Tribune Editorial Staff
February 14, 2026

GREAT BAY--Member of Parliament Darryl York used the Central Committee discussion on the proposed repeal of the land tax and inheritance tax to underscore a point he said must not be misunderstood: his questions on the subject was not a call to impose land tax on local families, but a call to ensure foreign investors contribute fairly to St. Maarten when they acquire property and profit from the island’s economy.

Additionally, his questions to Minister of Finance Marinka Gumbs were not intended as obstruction, but as a consistent call for data, direction, and a policy framework that protects local ownership while requiring foreign investors to “pay their due” through appropriate mechanisms. The MP recognized that his comments and questioning approach could be misconstrued.

In other words, he supports removing taxes that could pressure local families off their land, but in doing so, he wants government to make sure investors who buy and profit on St. Maarten still pay a fair share.

During the meeting, MP York acknowledged the Minister of Finance’s consistency in bringing forward legislation to abolish both taxes and stated he did not expect significant opposition to the overall direction. He said the issue is not whether St. Maarten should protect local landownership, but whether government is simultaneously using every available policy tool to avoid a one-sided outcome where investors benefit while the country receives too little in return.

“People come to St. Maarten, investors come to St. Maarten and they benefit,” York said, adding that “the benefit does not go both ways.” He argued that if St. Maarten removes certain instruments from its tax framework, the country must be equally serious about designing other revenue and policy measures that ensure those who come to invest still “contribute to St. Maarten.”

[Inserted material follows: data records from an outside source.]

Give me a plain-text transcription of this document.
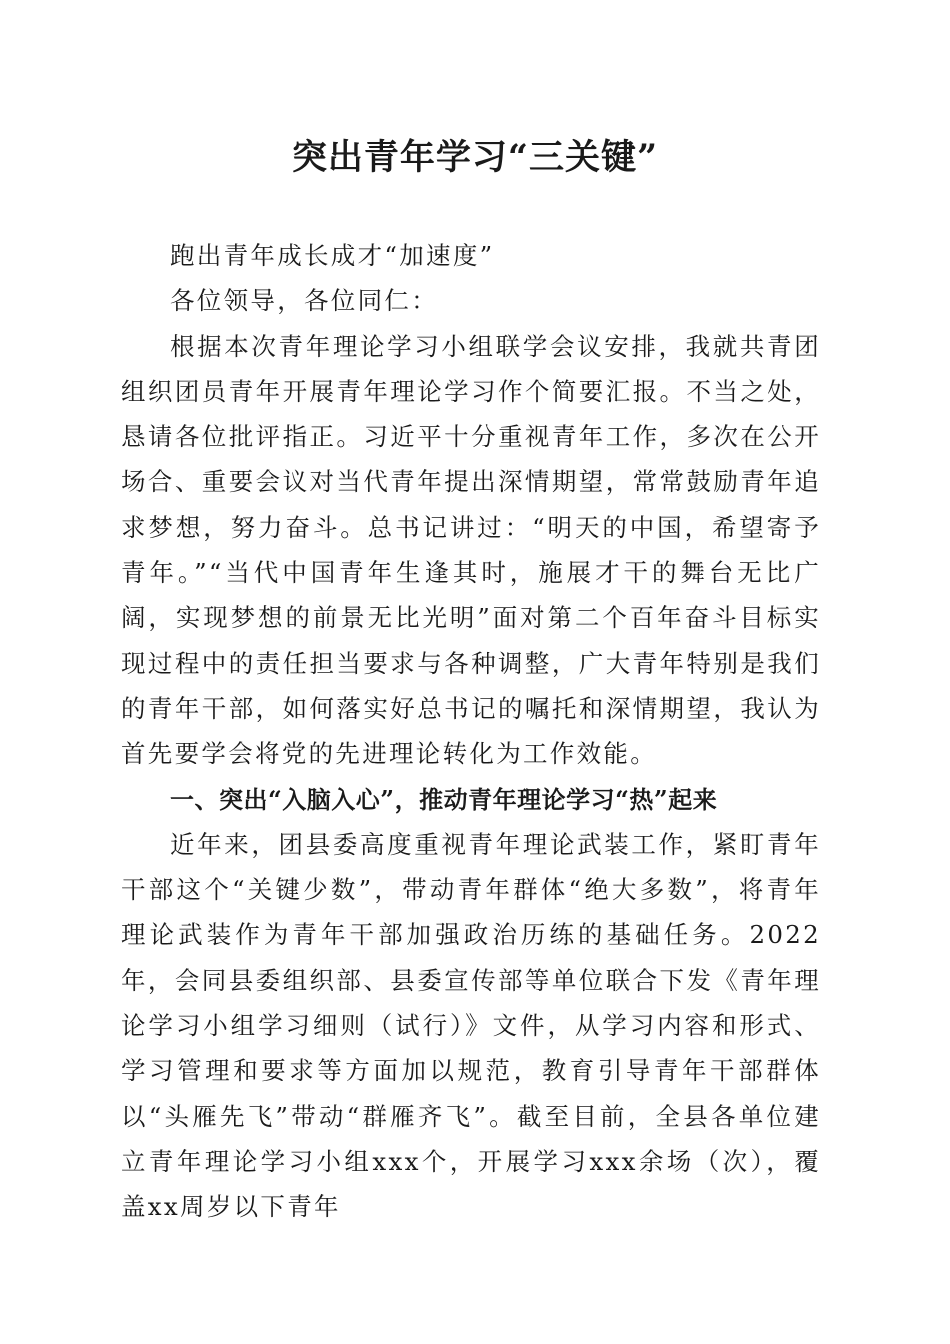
突出青年学习“三关键”

跑出青年成长成才“加速度”

各位领导，各位同仁：

根据本次青年理论学习小组联学会议安排，我就共青团组织团员青年开展青年理论学习作个简要汇报。不当之处，恳请各位批评指正。习近平十分重视青年工作，多次在公开场合、重要会议对当代青年提出深情期望，常常鼓励青年追求梦想，努力奋斗。总书记讲过：“明天的中国，希望寄予青年。”“当代中国青年生逢其时，施展才干的舞台无比广阔，实现梦想的前景无比光明”面对第二个百年奋斗目标实现过程中的责任担当要求与各种调整，广大青年特别是我们的青年干部，如何落实好总书记的嘱托和深情期望，我认为首先要学会将党的先进理论转化为工作效能。

一、突出“入脑入心”，推动青年理论学习“热”起来

近年来，团县委高度重视青年理论武装工作，紧盯青年干部这个“关键少数”，带动青年群体“绝大多数”，将青年理论武装作为青年干部加强政治历练的基础任务。2022年，会同县委组织部、县委宣传部等单位联合下发《青年理论学习小组学习细则（试行）》文件，从学习内容和形式、学习管理和要求等方面加以规范，教育引导青年干部群体以“头雁先飞”带动“群雁齐飞”。截至目前，全县各单位建立青年理论学习小组xxx个，开展学习xxx余场（次），覆盖xx周岁以下青年
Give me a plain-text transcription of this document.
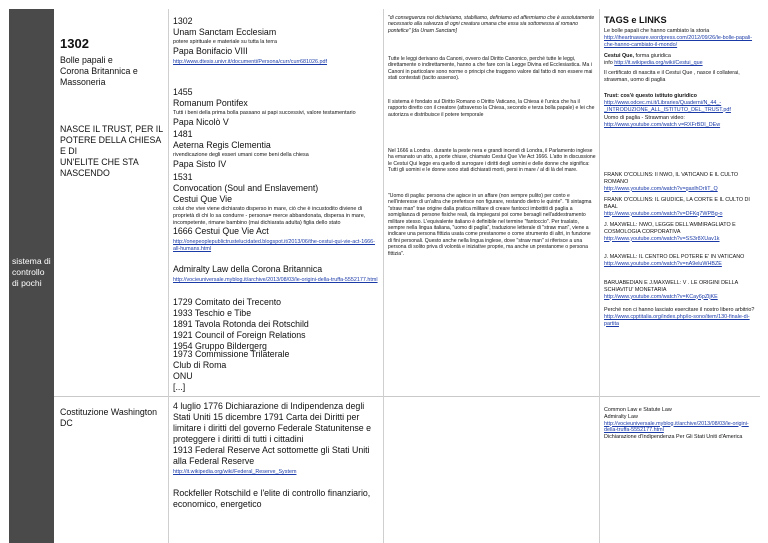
sistema di controllo di pochi
1302
Bolle papali e
Corona Britannica e
Massoneria
NASCE IL TRUST, PER IL
POTERE DELLA CHIESA E DI
UN'ELITE CHE STA
NASCENDO
Costituzione Washington DC
1302
Unam Sanctam Ecclesiam
potere spirituale e materiale su tutta la terra
Papa Bonifacio VIII
http://www.dtesis.univr.it/documenti/Persona/curr/curr681026.pdf
1455
Romanum Pontifex
Tutti i beni della prima bolla passano ai papi successivi, valore testamentario
Papa Nicolò V
1481
Aeterna Regis Clementia
rivendicazione degli esseri umani come beni della chiesa
Papa Sisto IV
1531
Convocation (Soul and Enslavement)
Cestui Que Vie
colui che vive viene dichiarato disperso in mare, ciò che è incustodito diviene di proprietà di chi lo sa condurre - persona= merce abbandonata, dispersa in mare, incompetente, rimane bambino (mai dichiarata adulta) figlia dello stato
1666 Cestui Que Vie Act
http://onepeoplepublictrustelucidated.blogspot.it/2013/06/the-cestui-qui-vie-act-1666-all-humans.html
Admiralty Law della Corona Britannica
http://vocieuniversale.myblog.it/archive/2013/08/03/le-origini-della-truffa-5552177.html
1729 Comitato dei Trecento
1933 Teschio e Tibe
1891 Tavola Rotonda dei Rotschild
1921 Council of Foreign Relations
1954 Gruppo Bildergerg
1973 Commissione Trilaterale
Club di Roma
ONU
[...]
4 luglio 1776 Dichiarazione di Indipendenza degli Stati Uniti 15 dicembre 1791 Carta dei Diritti per limitare i diritti del governo Federale Statunitense e proteggere i diritti di tutti i cittadini
1913 Federal Reserve Act sottomette gli Stati Uniti alla Federal Reserve
http://it.wikipedia.org/wiki/Federal_Reserve_System
Rockfeller Rotschild e l'elite di controllo finanziario, economico, energetico
"di conseguenza noi dichiariamo, stabiliamo, definiamo ed affermiamo che è assolutamente necessario alla salvezza di ogni creatura umana che essa sia sottomessa al romano pontefice" [da Unam Sanctam]
Tutte le leggi derivano da Canoni, ovvero dal Diritto Canonico, perché tutte le leggi, direttamente o indirettamente, hanno a che fare con la Legge Divina ed Ecclesiastica. Ma i Canoni in particolare sono norme o principi che traggono valore dal fatto di non essere mai stati contestati (tacito assenso).
Il sistema è fondato sul Diritto Romano o Diritto Vaticano, la Chiesa è l'unica che ha il rapporto diretto con il creatore (attraverso la Chiesa, secondo e terza bolla papale) e lei che autorizza e distribuisce il potere temporale
Nel 1666 a Londra . durante la peste nera e grandi incendi di Londra, il Parlamento inglese ha emanato un atto, a porte chiuse, chiamato Cestui Que Vie Act 1666. L'atto in discussione le Cestui Qui legge era quello di surrogare i diritti degli uomini e delle donne che significa: Tutti gli uomini e le donne sono stati dichiarati morti, persi in mare / al di là del mare.
"Uomo di paglia: persona che agisce in un affare (non sempre pulito) per conto e nell'interesse di un'altra che preferisce non figurare, restando dietro le quinte". "Il sintagma "straw man" trae origine dalla pratica militare di creare fantocci imbottiti di paglia a somiglianza di persone fisiche reali, da impiegarsi poi come bersagli nell'addestramento militare stesso. L'equivalente italiano è definibile nel termine "fantoccio". Per traslato, sempre nella lingua italiana, "uomo di paglia", traduzione letterale di "straw man", viene a indicare una persona fittizia usata come prestanome o come strumento di altri, in funzione di fini personali. Questo anche nella lingua inglese, dove "straw man" si riferisce a una persona di solito priva di volontà e iniziative proprie, ma anche un prestanome o persona fittizia".
TAGS e LINKS
Le bolle papali che hanno cambiato la storia
http://iheartnaware.wordpress.com/2012/09/26/le-bolle-papali-che-hanno-cambiato-il-mondo/
Cestui Que, forma giuridica
info http://it.wikipedia.org/wiki/Cestui_que
Il certificato di nascita e il Cestui Que , nasce il collaterai, strawman, uomo di paglia
Trust: cos'è questo istituto giuridico http://www.odcec.mi.it/Libraries/Quaderni/N_44_-_INTRODUZIONE_ALL_ISTITUTO_DEL_TRUST.pdf
Uomo di paglia - Strawman video:
http://www.youtube.com/watch v=RXFrBDI_DEw
FRANK O'COLLINS: Il NWO, IL VATICANO E IL CULTO ROMANO
http://www.youtube.com/watch?v=gaxlhOrIiT_Q
FRANK O'COLLINS: IL GIUDICE, LA CORTE E IL CULTO DI BAAL
http://www.youtube.com/watch?v=DFKq7WPBg-o
J. MAXWELL: NWO, LEGGE DELL'AMMIRAGLIATO E COSMOLOGIA CORPORATIVA
http://www.youtube.com/watch?v=SS3r8XUav1k
J. MAXWELL: IL CENTRO DEL POTERE E' IN VATICANO
http://www.youtube.com/watch?v=nA9eluWHBZE
BARUABEDIAN E J.MAXWELL: V . LE ORIGINI DELLA SCHIAVITU' MONETARIA
http://www.youtube.com/watch?v=KCay6pZljKE
Perché non ci hanno lasciato esercitare il nostro libero arbitrio? http://www.cpptitalia.org/index.php/io-sono/item/130-finale-di-partita
Common Law e Statute Law
Admiralty Law
http://vocieuniversale.myblog.it/archive/2013/08/03/le-origini-della-truffa-5552177.html
Dichiarazione d'Indipendenza Per Gli Stati Uniti d'America
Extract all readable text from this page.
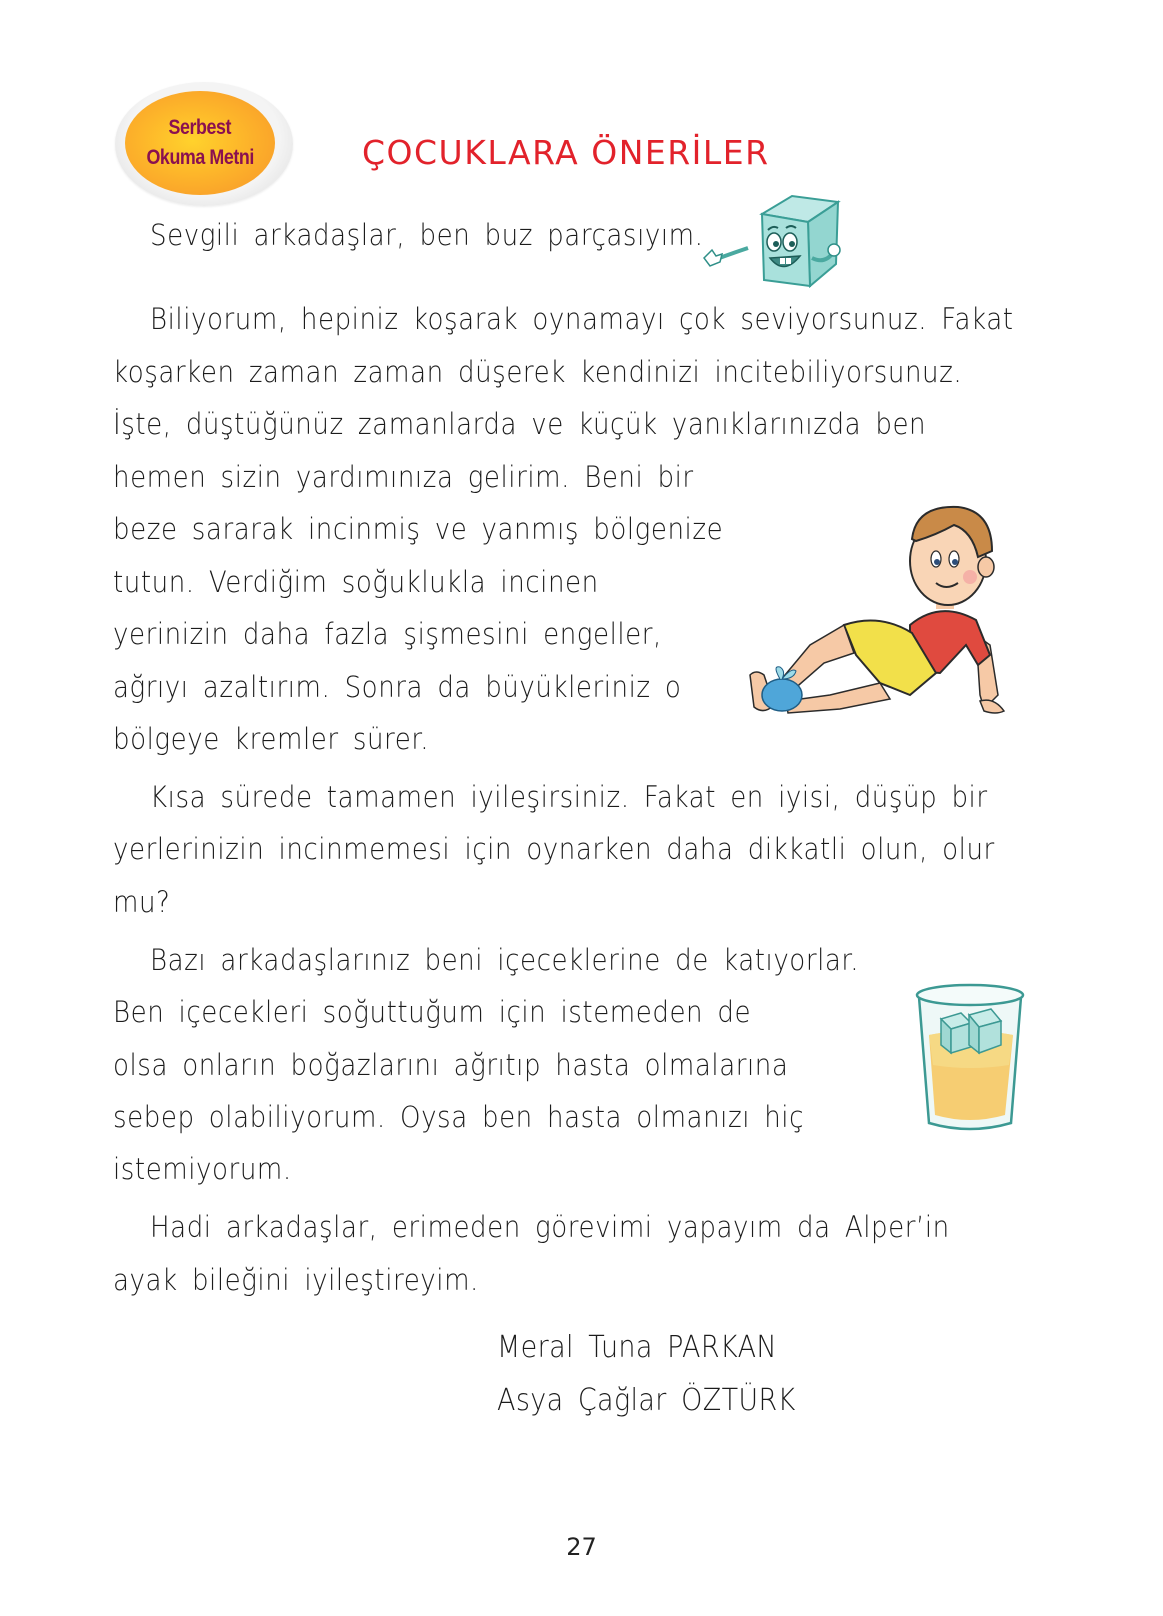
Serbest
Okuma Metni	ÇOCUKLARA ÖNERİLER
Sevgili arkadaşlar, ben buz parçasıyım.
Biliyorum, hepiniz koşarak oynamayı çok seviyorsunuz. Fakat
koşarken zaman zaman düşerek kendinizi incitebiliyorsunuz.
İşte, düştüğünüz zamanlarda ve küçük yanıklarınızda ben
hemen sizin yardımınıza gelirim. Beni bir
beze sararak incinmiş ve yanmış bölgenize
tutun. Verdiğim soğuklukla incinen
yerinizin daha fazla şişmesini engeller,
ağrıyı azaltırım. Sonra da büyükleriniz o
bölgeye kremler sürer.
Kısa sürede tamamen iyileşirsiniz. Fakat en iyisi, düşüp bir
yerlerinizin incinmemesi için oynarken daha dikkatli olun, olur
mu?
Bazı arkadaşlarınız beni içeceklerine de katıyorlar.
Ben içecekleri soğuttuğum için istemeden de
olsa onların boğazlarını ağrıtıp hasta olmalarına
sebep olabiliyorum. Oysa ben hasta olmanızı hiç
istemiyorum.
Hadi arkadaşlar, erimeden görevimi yapayım da Alper’in
ayak bileğini iyileştireyim.
Meral Tuna PARKAN
Asya Çağlar ÖZTÜRK
27
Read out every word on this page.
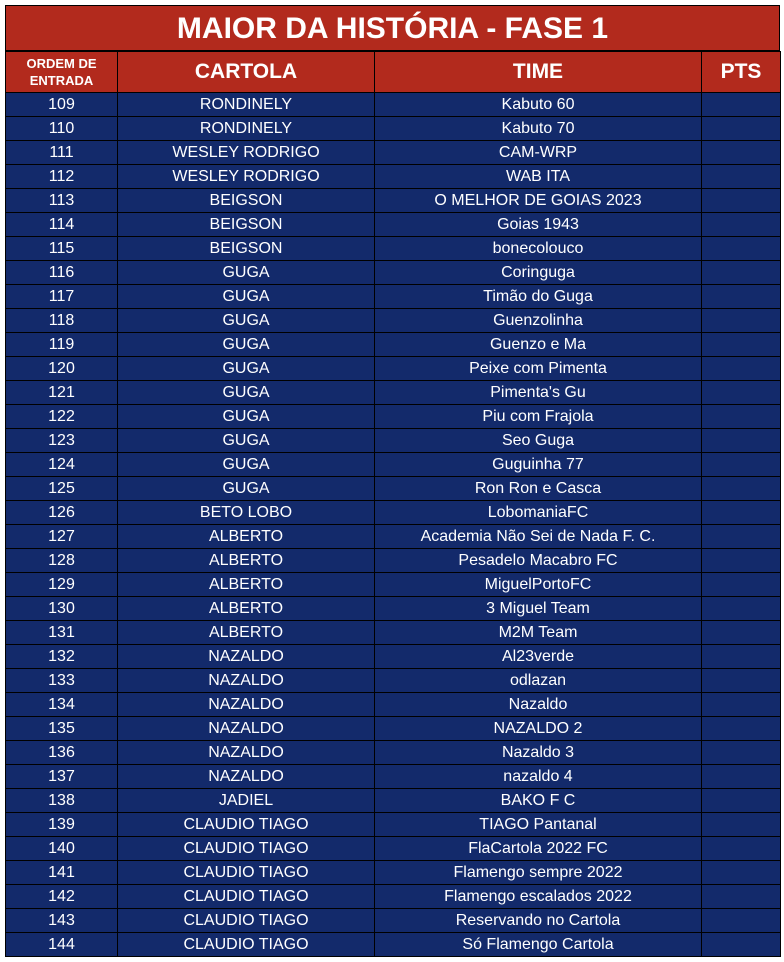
MAIOR DA HISTÓRIA - FASE 1
ORDEM DE
ENTRADA	CARTOLA	TIME	PTS
109	RONDINELY	Kabuto 60	
110	RONDINELY	Kabuto 70	
111	WESLEY RODRIGO	CAM-WRP	
112	WESLEY RODRIGO	WAB ITA	
113	BEIGSON	O MELHOR DE GOIAS 2023	
114	BEIGSON	Goias 1943	
115	BEIGSON	bonecolouco	
116	GUGA	Coringuga	
117	GUGA	Timão do Guga	
118	GUGA	Guenzolinha	
119	GUGA	Guenzo e Ma	
120	GUGA	Peixe com Pimenta	
121	GUGA	Pimenta's Gu	
122	GUGA	Piu com Frajola	
123	GUGA	Seo Guga	
124	GUGA	Guguinha 77	
125	GUGA	Ron Ron e Casca	
126	BETO LOBO	LobomaniaFC	
127	ALBERTO	Academia Não Sei de Nada F. C.	
128	ALBERTO	Pesadelo Macabro FC	
129	ALBERTO	MiguelPortoFC	
130	ALBERTO	3 Miguel Team	
131	ALBERTO	M2M Team	
132	NAZALDO	Al23verde	
133	NAZALDO	odlazan	
134	NAZALDO	Nazaldo	
135	NAZALDO	NAZALDO 2	
136	NAZALDO	Nazaldo 3	
137	NAZALDO	nazaldo 4	
138	JADIEL	BAKO F C	
139	CLAUDIO TIAGO	TIAGO Pantanal	
140	CLAUDIO TIAGO	FlaCartola 2022 FC	
141	CLAUDIO TIAGO	Flamengo sempre 2022	
142	CLAUDIO TIAGO	Flamengo escalados 2022	
143	CLAUDIO TIAGO	Reservando no Cartola	
144	CLAUDIO TIAGO	Só Flamengo Cartola	
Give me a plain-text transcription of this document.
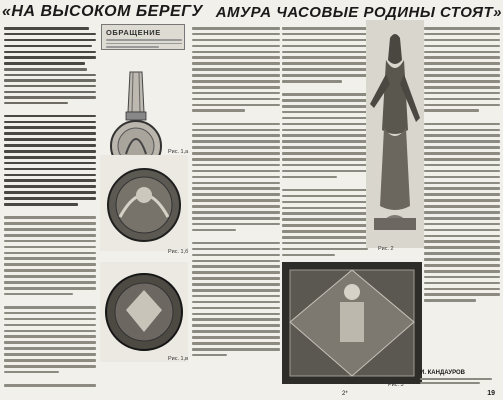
«НА ВЫСОКОМ БЕРЕГУ АМУРА ЧАСОВЫЕ РОДИНЫ СТОЯТ»
ОБРАЩЕНИЕ
Рис. 1,а
Рис. 1,б
Рис. 1,в
Рис. 2
Рис. 3
И. КАНДАУРОВ
2*	19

York emphasized that his concern centers on foreign investment, not local landholders, particularly families who are land rich but cash poor and already carry the weight of historical and legal complexities surrounding succession property. He said St. Maarten should not treat itself as if it is competing for investor attention from a position of weakness, noting that the island’s strategic value and demand from investors give policymakers room to require fair contributions rather than offering concessions by default.

He further stated that he supports open dialogue on how to structure that contribution fairly and effectively, including looking at whether alternatives to a broad land tax could better achieve the country’s goals. His central request, repeated several times in the meeting, was for clarity: what is the government’s long-term tax reform vision, what is the target outcome, and which options have been evaluated to ensure that policy changes strengthen St. Maarten’s fiscal resilience instead of narrowing the state’s tools without replacement.

York also raised the importance of transparency in decision-making as the draft law advances, stressing that Parliament and the public should be able to understand the “vision” and “goal” guiding tax reform, including how St. Maarten intends to balance competitiveness with fairness and ensure that economic gains do not flow outward without adequate return.